Já a marca Valentino decidiu seguir pelo caminho oposto e se inspirar no mundo real. A proposta foi transformar itens casuais, como bermudas e casacos, em itens luxuosos e típicos da Alta Costura. “As bermudas são apresentadas com leituras maximalistas, aspectos que lembram a estrutura de saia em um estilo genderless – sem gênero, por exemplo”, comenta.
As peças, no geral, são excessivamente volumosas para acompanhar as novas tendências comportamentais da pós-pandemia. Hoje, a roupa é mais do que simples estética; ela também serve como proteção.
“Por isso, o tricô ganhou força nesse desfile. O oversized está com tudo! As peças volumosas, que já são grande destaque da Valentino, desta vez estão muito maiores e espaçosas. Essa marca também é referência de feminilidade, então as saias vêm super plissadas e amplas, os vestidos estão muito estruturados.”
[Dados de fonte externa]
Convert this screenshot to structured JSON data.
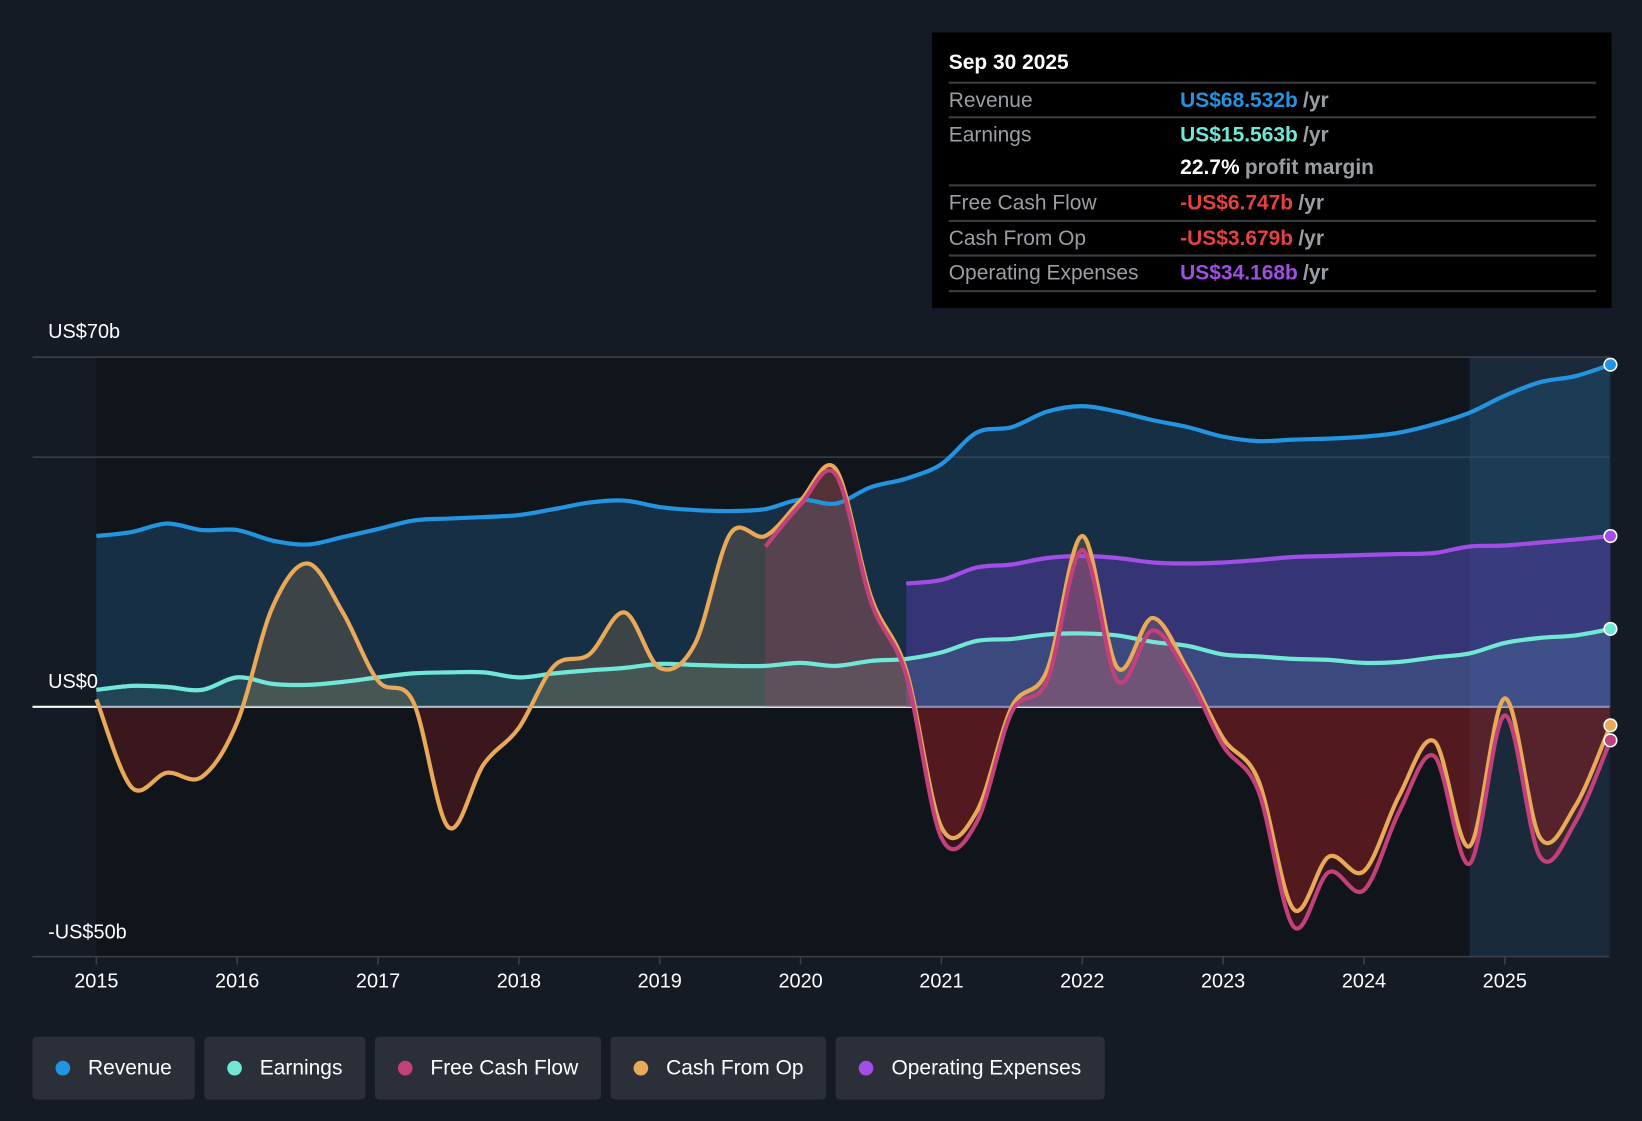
{
  "tooltip": {
    "date": "Sep 30 2025",
    "rows": [
      {
        "label": "Revenue",
        "value": "US$68.532b",
        "unit": "/yr",
        "color": "#2394df"
      },
      {
        "label": "Earnings",
        "value": "US$15.563b",
        "unit": "/yr",
        "color": "#71e7d6"
      },
      {
        "label": "",
        "value": "22.7%",
        "unit": "profit margin",
        "color": "#ffffff"
      },
      {
        "label": "Free Cash Flow",
        "value": "-US$6.747b",
        "unit": "/yr",
        "color": "#e64141"
      },
      {
        "label": "Cash From Op",
        "value": "-US$3.679b",
        "unit": "/yr",
        "color": "#e64141"
      },
      {
        "label": "Operating Expenses",
        "value": "US$34.168b",
        "unit": "/yr",
        "color": "#a24de5"
      }
    ]
  },
  "chart_data": {
    "type": "line",
    "title": "",
    "xlabel": "",
    "ylabel": "",
    "ylim": [
      -50,
      70
    ],
    "xlim": [
      2014.55,
      2025.75
    ],
    "y_tick_labels": [
      {
        "value": 70,
        "label": "US$70b"
      },
      {
        "value": 0,
        "label": "US$0"
      },
      {
        "value": -50,
        "label": "-US$50b"
      }
    ],
    "gridlines": [
      70,
      50,
      0,
      -50
    ],
    "x_ticks": [
      2015,
      2016,
      2017,
      2018,
      2019,
      2020,
      2021,
      2022,
      2023,
      2024,
      2025
    ],
    "x_tick_labels": [
      "2015",
      "2016",
      "2017",
      "2018",
      "2019",
      "2020",
      "2021",
      "2022",
      "2023",
      "2024",
      "2025"
    ],
    "highlight_from": 2024.75,
    "series": [
      {
        "name": "Revenue",
        "color": "#2394df",
        "start": 2015.0,
        "step": 0.25,
        "values": [
          34.2,
          35,
          36.7,
          35.4,
          35.4,
          33.3,
          32.5,
          34,
          35.6,
          37.3,
          37.7,
          38,
          38.4,
          39.6,
          40.9,
          41.3,
          40,
          39.4,
          39.2,
          39.6,
          41.5,
          40.7,
          44,
          45.7,
          48.6,
          54.9,
          56,
          59.1,
          60.2,
          59.1,
          57.4,
          56,
          54.1,
          53.2,
          53.5,
          53.7,
          54.1,
          54.9,
          56.6,
          58.9,
          62.3,
          65,
          66.2,
          68.5
        ]
      },
      {
        "name": "Earnings",
        "color": "#71e7d6",
        "start": 2015.0,
        "step": 0.25,
        "values": [
          3.4,
          4.2,
          4,
          3.4,
          5.9,
          4.6,
          4.4,
          5,
          5.9,
          6.7,
          6.9,
          6.9,
          5.9,
          6.7,
          7.3,
          7.8,
          8.6,
          8.4,
          8.2,
          8.2,
          8.8,
          8.2,
          9.2,
          9.6,
          10.9,
          13.2,
          13.6,
          14.5,
          14.7,
          14.3,
          13,
          12.2,
          10.5,
          10.1,
          9.6,
          9.4,
          8.8,
          9,
          9.9,
          10.7,
          12.8,
          13.8,
          14.3,
          15.6
        ]
      },
      {
        "name": "Free Cash Flow",
        "color": "#c2417a",
        "start": 2019.75,
        "step": 0.25,
        "values": [
          32.1,
          40.5,
          46.5,
          21,
          6.3,
          -26.2,
          -23.1,
          -1,
          5.2,
          31.4,
          5.2,
          15.3,
          6.3,
          -7.8,
          -16.8,
          -44,
          -33.1,
          -36.7,
          -21,
          -9.9,
          -31.4,
          -1.7,
          -30,
          -23.1,
          -6.7
        ]
      },
      {
        "name": "Cash From Op",
        "color": "#e8a958",
        "start": 2015.0,
        "step": 0.25,
        "values": [
          1.5,
          -16.1,
          -13.2,
          -14,
          -3.1,
          19.9,
          28.7,
          18.9,
          5.2,
          1,
          -24.1,
          -11.5,
          -4.2,
          8.2,
          10.5,
          18.9,
          7.8,
          12.6,
          34.6,
          34.2,
          41.3,
          47.6,
          22,
          7.3,
          -24.1,
          -21,
          0,
          7.3,
          34.2,
          7.8,
          17.8,
          7.3,
          -6.3,
          -14.7,
          -40.5,
          -30,
          -32.9,
          -17.8,
          -6.9,
          -27.9,
          1.7,
          -26.2,
          -19.9,
          -3.7
        ]
      },
      {
        "name": "Operating Expenses",
        "color": "#a24de5",
        "start": 2020.75,
        "step": 0.25,
        "values": [
          24.7,
          25.4,
          27.9,
          28.5,
          29.8,
          30.2,
          29.8,
          28.9,
          28.7,
          28.9,
          29.4,
          30,
          30.2,
          30.4,
          30.6,
          30.8,
          32.1,
          32.3,
          32.9,
          33.5,
          34.2
        ]
      }
    ]
  },
  "legend": [
    {
      "label": "Revenue",
      "color": "#2394df"
    },
    {
      "label": "Earnings",
      "color": "#71e7d6"
    },
    {
      "label": "Free Cash Flow",
      "color": "#c2417a"
    },
    {
      "label": "Cash From Op",
      "color": "#e8a958"
    },
    {
      "label": "Operating Expenses",
      "color": "#a24de5"
    }
  ]
}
Mariana de Moraes também destaca outros pontos altos do desfile da Valentino, como o uso de paetês, aplicações de acessórios e uma maior diversidade de cores e formas. “Eu acredito que o ser humano é esse contraponto. Ao mesmo tempo que ele quer se proteger, ele vive buscando diferenciação em relação ao próximo”, diz.
“No fim, o desfile causa uma ruptura porque traz uma pegada mais casual para um ambiente muito sofisticado. É muito recente a Alta Costura levar em consideração o conforto, por exemplo, para a confecção das peças. Mesmo assim, oferecer um trabalho impecável e esses itens de diferenciação fizeram com que esse desfile se tornasse um dos meus favoritos, junto com o da Dior.”
Os dois desfiles, em sua opinião, apesar de trazerem propostas praticamente opostas, pensaram em suas coleções a partir da mesma premissa: o comportamento da sociedade. Mariana aposta que a tendência para as próximas coleções é que elas se desprendam do glamour das festas de gala e se aproximem de um público mais diverso. Com a Alta Costura no digital, todos podem acompanhar o processo criativo das marcas, o que faz com que elas precisem se reinventar em seus produtos.
“Antes, a Alta Costura era muito mais voltada para salões de baile e festas de alto padrão, e hoje a gente percebe um reposicionamento das maisons. A tendência é se distanciar um pouco desse glamour dos ateliês para se tornar algo com uma compreensão de moda mais fácil, e isso também se traduz em peças mais descoladas e underground”, completa.